When free to rotate, the carriage 4 will be driven by a net torque between the sanding surfaces and the workpiece (not shown) causing the sanding centres to describe a distorted epicycloid where the number of rotations of the respective planetary gear is not purely a function of the sun/planetary gear ratio. This is a random motion most suited to finishing applications.

If the carriage 4 is prevented from rotating, preferably with a user engaged lock, the platens 6 will orbit a fixed centre, with no bulk rotation of the combined system. This constitutes a mode of operation suitable for sanding an inside corner that would be inaccessible by an equivalent single sanding platen of an area equal to the sum of the platen areas.

FIG. 3 shows an optional additional gear 7 including inwardly facing teeth (not shown) which engage with each of the planetary gears. The gear 7 is concentric with the principal drive axis 1. When this additional gear 7 is free to rotate, the above modes are accessible. However, when prevented from rotating, again preferably with a user engaged lock, the platen centres will be driven in a strictly epicyclic motion. This results in higher surface to surface speeds and a corresponding increase in the rate of material removal.

FIG. 5 shows a simplified plan view of a preferred embodiment showing the particular phase relationship between the rotation of the eccentric axis on each of the planetary gears.

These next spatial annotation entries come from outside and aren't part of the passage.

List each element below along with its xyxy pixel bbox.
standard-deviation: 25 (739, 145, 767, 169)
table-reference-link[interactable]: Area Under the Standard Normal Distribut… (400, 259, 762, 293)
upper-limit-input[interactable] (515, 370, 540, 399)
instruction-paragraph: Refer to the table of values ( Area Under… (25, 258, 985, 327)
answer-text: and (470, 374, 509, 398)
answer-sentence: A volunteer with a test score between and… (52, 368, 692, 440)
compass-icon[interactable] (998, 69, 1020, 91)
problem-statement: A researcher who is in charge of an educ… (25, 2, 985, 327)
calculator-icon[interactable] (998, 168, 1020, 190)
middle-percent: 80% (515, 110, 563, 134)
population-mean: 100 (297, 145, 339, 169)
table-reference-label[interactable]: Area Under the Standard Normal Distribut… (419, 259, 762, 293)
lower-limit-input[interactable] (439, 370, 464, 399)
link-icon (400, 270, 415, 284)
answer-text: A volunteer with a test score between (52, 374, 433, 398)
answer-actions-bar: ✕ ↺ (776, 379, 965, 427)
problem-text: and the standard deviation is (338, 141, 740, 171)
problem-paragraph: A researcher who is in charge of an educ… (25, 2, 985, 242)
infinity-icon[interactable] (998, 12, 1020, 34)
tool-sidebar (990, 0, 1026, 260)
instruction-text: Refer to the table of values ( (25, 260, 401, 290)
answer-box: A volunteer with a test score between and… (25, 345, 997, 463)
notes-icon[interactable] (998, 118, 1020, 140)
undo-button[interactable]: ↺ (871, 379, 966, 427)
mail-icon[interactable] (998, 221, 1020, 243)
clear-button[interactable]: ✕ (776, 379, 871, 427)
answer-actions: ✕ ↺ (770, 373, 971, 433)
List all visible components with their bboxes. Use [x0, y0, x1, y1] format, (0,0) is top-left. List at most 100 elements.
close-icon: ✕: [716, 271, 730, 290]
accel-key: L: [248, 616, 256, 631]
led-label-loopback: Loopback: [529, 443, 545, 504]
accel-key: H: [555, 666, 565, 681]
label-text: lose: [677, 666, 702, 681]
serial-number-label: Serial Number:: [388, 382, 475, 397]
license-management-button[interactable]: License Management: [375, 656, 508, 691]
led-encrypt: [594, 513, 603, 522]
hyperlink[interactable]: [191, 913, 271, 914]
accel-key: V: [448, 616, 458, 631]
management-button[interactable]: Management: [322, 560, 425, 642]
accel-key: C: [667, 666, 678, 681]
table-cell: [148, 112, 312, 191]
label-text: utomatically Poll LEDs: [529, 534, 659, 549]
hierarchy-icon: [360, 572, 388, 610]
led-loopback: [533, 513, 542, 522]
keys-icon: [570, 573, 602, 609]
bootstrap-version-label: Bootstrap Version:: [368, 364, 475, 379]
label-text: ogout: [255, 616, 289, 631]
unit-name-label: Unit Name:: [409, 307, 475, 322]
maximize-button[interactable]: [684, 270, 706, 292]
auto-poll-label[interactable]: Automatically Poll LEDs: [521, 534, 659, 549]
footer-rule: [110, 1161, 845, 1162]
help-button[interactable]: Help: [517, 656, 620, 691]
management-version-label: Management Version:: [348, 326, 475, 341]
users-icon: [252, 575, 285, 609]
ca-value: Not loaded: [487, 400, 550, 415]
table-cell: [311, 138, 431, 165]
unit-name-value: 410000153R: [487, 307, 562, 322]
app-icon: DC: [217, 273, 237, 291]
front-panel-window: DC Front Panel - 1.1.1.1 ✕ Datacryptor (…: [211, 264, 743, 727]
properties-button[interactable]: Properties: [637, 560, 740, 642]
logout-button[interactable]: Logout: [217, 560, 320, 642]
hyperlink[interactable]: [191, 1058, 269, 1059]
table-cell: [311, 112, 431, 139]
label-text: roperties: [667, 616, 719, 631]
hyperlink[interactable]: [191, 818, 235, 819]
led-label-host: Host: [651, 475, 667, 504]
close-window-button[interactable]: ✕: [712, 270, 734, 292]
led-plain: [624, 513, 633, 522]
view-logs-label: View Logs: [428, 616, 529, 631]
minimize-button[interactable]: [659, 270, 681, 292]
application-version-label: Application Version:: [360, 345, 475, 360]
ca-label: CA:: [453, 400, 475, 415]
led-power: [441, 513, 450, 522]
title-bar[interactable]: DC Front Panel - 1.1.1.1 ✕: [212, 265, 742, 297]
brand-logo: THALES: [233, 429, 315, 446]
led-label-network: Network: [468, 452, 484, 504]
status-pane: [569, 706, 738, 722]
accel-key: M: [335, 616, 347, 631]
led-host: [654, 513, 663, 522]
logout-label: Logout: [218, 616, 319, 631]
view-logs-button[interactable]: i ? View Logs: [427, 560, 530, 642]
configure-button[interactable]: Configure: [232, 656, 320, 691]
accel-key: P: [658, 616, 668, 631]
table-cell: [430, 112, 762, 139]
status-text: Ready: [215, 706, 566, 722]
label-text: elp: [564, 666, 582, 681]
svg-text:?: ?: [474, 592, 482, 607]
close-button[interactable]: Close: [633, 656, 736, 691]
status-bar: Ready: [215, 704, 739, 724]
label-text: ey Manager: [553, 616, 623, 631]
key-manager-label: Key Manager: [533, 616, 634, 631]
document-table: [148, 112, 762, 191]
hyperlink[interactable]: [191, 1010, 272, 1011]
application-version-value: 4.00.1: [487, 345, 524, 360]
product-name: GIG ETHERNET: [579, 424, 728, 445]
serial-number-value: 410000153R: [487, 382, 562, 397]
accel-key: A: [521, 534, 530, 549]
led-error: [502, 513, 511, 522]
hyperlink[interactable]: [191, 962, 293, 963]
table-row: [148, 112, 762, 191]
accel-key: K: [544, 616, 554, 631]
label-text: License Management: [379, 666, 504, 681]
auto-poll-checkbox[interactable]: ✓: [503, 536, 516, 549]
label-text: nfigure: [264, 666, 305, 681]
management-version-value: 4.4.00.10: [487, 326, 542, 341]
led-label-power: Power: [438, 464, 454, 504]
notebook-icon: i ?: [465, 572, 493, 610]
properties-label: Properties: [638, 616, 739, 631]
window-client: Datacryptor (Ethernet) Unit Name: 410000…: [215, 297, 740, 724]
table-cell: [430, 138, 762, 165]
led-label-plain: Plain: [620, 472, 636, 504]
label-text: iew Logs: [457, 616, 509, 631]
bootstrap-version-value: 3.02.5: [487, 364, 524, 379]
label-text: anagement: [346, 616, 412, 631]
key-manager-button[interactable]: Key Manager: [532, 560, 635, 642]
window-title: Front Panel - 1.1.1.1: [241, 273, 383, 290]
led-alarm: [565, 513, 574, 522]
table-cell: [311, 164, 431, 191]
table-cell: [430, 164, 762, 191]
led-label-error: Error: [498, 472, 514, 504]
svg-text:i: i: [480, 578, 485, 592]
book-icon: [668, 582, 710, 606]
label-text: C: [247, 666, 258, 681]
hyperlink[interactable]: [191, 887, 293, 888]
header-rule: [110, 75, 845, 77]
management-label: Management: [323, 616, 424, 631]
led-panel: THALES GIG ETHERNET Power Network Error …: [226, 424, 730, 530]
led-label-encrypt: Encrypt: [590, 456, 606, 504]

The orientation of the eccentricity on each gear with respect to the centre of the gear is indicated by arrows 10A, 10B and 10C. If planetary gear 3A is arbitually selected as the reference gear then it can be seen that its eccentric axis 5A is currently orientated such that the arrow 10A is nominally horizontal. Proceeding in a clockwise direction around the sun gear 2 to gear 3D can be seen that the eccentric axis 5B is arranged such that it is rotated by 2π/3 radians in a counter clockwise direction with respect to the eccentricity on gear 3A. Exactly the same relationship is true between gear 3C and 3B and between gear 3A and 3C.

If this relationship is maintained then the variable component of the resulting moments from each of the platens will cancel each other out, ensuring that there is no torsional vibration transmitted to the user. This is true for any number of gears greater than or equal to three.

Claims

1. A work tool comprising:

a principal drive shaft with a sun gear attached thereto;

n planetary gears distributed about the circumference of the sun gear at substantially equal angular separation; and

a carriage for constraining the planetary gears such that they maintain their angular separation about the axis of the principal drive shaft; wherein

each planetary gear has an eccentric axis in addition to its rotational axis constrained by the carriage, such that each planetary gear can drive, in use, a platen around the respective eccentric axis, and wherein

the rotation of the eccentric axis of a first planetary gear about its associated rotation axis has a phase difference in a clockwise direction of 2π/n relative to the rotation of the eccentric axis of a second planetary gear about its associated rotational axis, the second planetary gear being adjacent to the first planetary gear in a clockwise direction.

2. A work tool according to claim 1, wherein the principal drive shaft is connected to a motor.

3. A work tool according to claim 1, wherein the platens can rotate freely.

4. A work tool according to claim 1, wherein the platens are partially rotationally constrained.

5. A work tool according to claim 1, arranged to be a polisher.

6. A work tool according to claim 1, arranged to be a sander.